Après un moment le calme était revenu et Petit Louis décida de jouer le tout pour le tout. Il se dressa dans son réduit et le Viet leva sa trique d'un air menaçant en reculant d'un pas.
" Xin di dai " ( Je veux aller pisser ). L'autre fit 'NON' vigoureusement de la tête. Alors il fit mine de se soulager contre la cloison et le Viet horrifié s'avança pour le repousser. Petit Louis lui arracha son gourdin, lui en flanqua un coup derrière les oreilles et prit un départ canon.
Trois cent mètres plus loin il s'empiergea dans des racines, s'étala dans la gadoue et reçut sur le poil la moitié du village, les salopards ne dormaient que d'une oreille.
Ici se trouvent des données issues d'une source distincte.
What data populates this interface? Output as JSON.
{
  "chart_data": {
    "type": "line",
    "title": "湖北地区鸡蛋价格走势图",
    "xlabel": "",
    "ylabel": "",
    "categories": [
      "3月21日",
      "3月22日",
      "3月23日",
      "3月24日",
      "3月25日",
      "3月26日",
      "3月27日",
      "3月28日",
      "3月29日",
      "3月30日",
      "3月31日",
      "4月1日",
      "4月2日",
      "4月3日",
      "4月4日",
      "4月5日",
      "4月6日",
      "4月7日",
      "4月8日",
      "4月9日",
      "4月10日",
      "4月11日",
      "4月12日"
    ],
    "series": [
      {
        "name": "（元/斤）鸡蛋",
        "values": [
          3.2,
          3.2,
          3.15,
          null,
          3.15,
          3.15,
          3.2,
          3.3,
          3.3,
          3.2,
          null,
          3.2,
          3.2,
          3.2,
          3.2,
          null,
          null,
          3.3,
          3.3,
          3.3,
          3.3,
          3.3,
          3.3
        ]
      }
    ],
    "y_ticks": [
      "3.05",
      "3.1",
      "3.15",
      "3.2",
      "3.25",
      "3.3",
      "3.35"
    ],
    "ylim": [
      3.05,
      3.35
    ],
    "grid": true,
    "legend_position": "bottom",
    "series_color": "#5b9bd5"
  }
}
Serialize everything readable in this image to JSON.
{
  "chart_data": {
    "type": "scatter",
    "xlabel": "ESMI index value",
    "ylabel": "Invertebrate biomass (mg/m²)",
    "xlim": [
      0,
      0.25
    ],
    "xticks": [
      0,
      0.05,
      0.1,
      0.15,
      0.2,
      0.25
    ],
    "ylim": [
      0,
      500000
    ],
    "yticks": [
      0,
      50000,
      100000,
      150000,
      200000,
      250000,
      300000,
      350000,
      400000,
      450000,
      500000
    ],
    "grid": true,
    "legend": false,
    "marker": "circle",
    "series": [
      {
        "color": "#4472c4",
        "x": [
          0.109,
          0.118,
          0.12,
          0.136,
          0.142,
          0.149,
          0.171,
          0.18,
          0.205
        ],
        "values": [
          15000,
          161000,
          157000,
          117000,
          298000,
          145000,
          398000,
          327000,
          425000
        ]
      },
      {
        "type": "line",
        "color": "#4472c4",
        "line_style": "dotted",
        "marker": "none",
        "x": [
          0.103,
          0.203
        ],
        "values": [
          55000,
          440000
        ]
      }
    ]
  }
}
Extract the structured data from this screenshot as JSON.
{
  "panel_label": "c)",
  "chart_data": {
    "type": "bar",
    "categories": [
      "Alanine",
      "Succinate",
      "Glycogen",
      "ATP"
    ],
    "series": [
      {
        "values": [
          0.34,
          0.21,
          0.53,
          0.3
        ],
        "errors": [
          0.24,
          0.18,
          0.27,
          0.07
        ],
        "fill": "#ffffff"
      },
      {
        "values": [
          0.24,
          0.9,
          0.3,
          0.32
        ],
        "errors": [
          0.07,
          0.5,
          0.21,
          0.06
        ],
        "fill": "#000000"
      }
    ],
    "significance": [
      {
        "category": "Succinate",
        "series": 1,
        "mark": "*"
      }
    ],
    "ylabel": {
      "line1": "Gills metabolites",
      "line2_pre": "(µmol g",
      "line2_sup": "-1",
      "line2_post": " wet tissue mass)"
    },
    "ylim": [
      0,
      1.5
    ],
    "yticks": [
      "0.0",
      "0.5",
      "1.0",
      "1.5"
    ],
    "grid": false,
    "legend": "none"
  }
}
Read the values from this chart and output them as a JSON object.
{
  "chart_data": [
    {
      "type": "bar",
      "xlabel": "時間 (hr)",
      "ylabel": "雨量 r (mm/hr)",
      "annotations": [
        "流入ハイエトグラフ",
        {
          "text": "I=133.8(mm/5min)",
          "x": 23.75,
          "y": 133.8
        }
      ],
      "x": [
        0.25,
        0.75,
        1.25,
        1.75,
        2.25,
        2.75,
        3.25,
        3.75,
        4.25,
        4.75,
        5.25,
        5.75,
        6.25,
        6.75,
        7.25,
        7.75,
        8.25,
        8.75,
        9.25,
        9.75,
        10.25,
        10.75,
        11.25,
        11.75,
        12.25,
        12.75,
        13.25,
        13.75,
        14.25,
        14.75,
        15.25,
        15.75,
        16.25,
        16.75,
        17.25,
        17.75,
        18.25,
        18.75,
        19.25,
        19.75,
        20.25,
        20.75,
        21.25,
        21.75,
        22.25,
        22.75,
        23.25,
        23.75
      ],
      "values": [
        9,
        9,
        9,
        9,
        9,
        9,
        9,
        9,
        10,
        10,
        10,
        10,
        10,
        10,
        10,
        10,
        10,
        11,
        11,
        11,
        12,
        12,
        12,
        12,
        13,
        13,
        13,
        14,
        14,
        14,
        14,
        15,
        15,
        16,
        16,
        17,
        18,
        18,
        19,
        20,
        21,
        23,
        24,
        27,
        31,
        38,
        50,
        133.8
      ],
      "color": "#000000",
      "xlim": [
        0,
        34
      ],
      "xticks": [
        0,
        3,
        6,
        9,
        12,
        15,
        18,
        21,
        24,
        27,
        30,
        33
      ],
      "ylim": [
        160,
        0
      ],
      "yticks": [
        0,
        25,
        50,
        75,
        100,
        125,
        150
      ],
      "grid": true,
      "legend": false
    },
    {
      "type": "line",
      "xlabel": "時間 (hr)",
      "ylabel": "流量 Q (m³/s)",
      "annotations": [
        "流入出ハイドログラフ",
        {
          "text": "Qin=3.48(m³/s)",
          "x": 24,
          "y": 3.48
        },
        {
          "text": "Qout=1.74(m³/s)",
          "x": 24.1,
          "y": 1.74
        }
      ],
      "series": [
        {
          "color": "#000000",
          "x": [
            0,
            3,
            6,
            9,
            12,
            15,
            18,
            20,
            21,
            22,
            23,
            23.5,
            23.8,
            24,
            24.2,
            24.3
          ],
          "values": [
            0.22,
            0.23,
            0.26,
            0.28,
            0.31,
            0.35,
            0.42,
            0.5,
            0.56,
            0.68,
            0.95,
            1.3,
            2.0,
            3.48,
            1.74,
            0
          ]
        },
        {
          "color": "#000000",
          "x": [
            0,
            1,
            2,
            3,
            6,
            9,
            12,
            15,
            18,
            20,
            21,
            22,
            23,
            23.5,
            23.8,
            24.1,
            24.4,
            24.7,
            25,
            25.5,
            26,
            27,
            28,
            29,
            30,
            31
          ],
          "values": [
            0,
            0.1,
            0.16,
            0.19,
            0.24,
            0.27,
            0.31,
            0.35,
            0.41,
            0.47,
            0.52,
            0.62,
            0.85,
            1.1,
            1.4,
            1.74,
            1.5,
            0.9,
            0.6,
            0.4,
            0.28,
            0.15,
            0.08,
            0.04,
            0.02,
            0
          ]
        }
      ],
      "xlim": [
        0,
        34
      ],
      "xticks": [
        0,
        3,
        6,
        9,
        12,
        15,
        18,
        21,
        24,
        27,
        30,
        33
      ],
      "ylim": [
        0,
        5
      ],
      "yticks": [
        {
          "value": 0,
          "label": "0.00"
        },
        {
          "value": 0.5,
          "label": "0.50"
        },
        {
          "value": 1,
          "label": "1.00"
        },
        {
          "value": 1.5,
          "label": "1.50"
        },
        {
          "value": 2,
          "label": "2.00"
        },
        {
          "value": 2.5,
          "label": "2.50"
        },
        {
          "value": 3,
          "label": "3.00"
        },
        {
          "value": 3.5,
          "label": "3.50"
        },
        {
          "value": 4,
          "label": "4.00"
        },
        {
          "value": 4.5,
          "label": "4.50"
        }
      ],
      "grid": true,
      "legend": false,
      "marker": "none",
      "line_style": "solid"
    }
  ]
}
C'est alors qu'il reçut la raclée de sa vie; après un moment il perdit plus ou moins conscience et sentit qu'on le traînait dans une paillote. Puis il sentit comme un coup de couteau dans le bras gauche, il tenta de se laisser glisser sur le sol mais une douleur fulgurante le fit se redresser tout à fait lucide. Le type qu'il avait cabossé se tenait devant lui en lui criant des injures, il le voyait à travers un brouillard rouge et seulement de l'oeil gauche, le droit semblait complètement fermé. Il avait mal partout, mais c'était surtout son bras étiré au-dessus de la tête qui le faisait souffrir. Il jeta un regard et eut un sursaut: le haut du bras était traversé par une sorte de crochet qui le faisait pendre à la cloison comme à un étal de boucher. Un mince filet de sang lui dégoulinait dans le cou.
" Il faut que je reste debout" se dit-il " si je m'écroule, le muscle va s'arracher et ce sera l'hémorragie et le grand saut."
Au fond cela ne faisait pas tellement mal quand il ne bougeait pas, il était plutôt engourdi et avait surtout peur de s'endormir d'un bloc.
Les heures passèrent, interminables. Petit Louis ne pensait à rien sinon rester dressé, le bras levé, et surtout ne pas dormir, ne pas tomber...
Il faisait grand jour quand un groupe de bô doï arriva au hameau. L'officier qui commandait le groupe jeta un coup d'oeil et cria des ordres. Un soldat coupa la corde qui retenait le crochet, fit asseoir Petit Louis et enleva le bout de métal en le faisant glisser doucement. Un autre avait sorti des compresses propres et confectionna un pansement autour du bras.
Quelqu'un lui mit dans les mains une tasse de thé chaud. Cela brûlait dans la bouche, il avait la mâchoire enflée du côté droit et des dents bougeaient.
" Vous pouvez marcher ? " demanda le chef.
Petit Louis se remit debout en s'aidant de la paroi et fit un pas hésitant. Il fit oui de la tête et sortit en trébuchant. Un soldat le saisit par le bras pour le soutenir mais le lâcha aussitôt il avait empoigné le bras blessé et Petit Louis avait poussé un hurlement.
Ils se mirent en marche vers le sud.
Au bout de deux jours, ils étaient revenus au point de départ, c'est à dire la pagode des marais. Petit Louis eut la surprise de retrouver au milieu des détenus le bô doï qui l'avait escorté et à qui il avait faussé compagnie pour son périple dans les rizières. Puis il fut conduit au forgeron qui lui assujettit un jeu de chaînes autour des chevilles.
La nuit suivante, couché sur les dalles glaciales, il lui sembla qu'il touchait le fond. Il se mit à pleurer sans bruit, puis quelque chose se brisa, peut-être la possibilité de ressentir des émotions normales. Il put constater plus tard qu'il lui était devenu impossible de compatir aux douleurs d'autrui, de partager la joie ou la peine des autres, il lui ne restait plus que l'instinct fondamental de survivre à tout prix.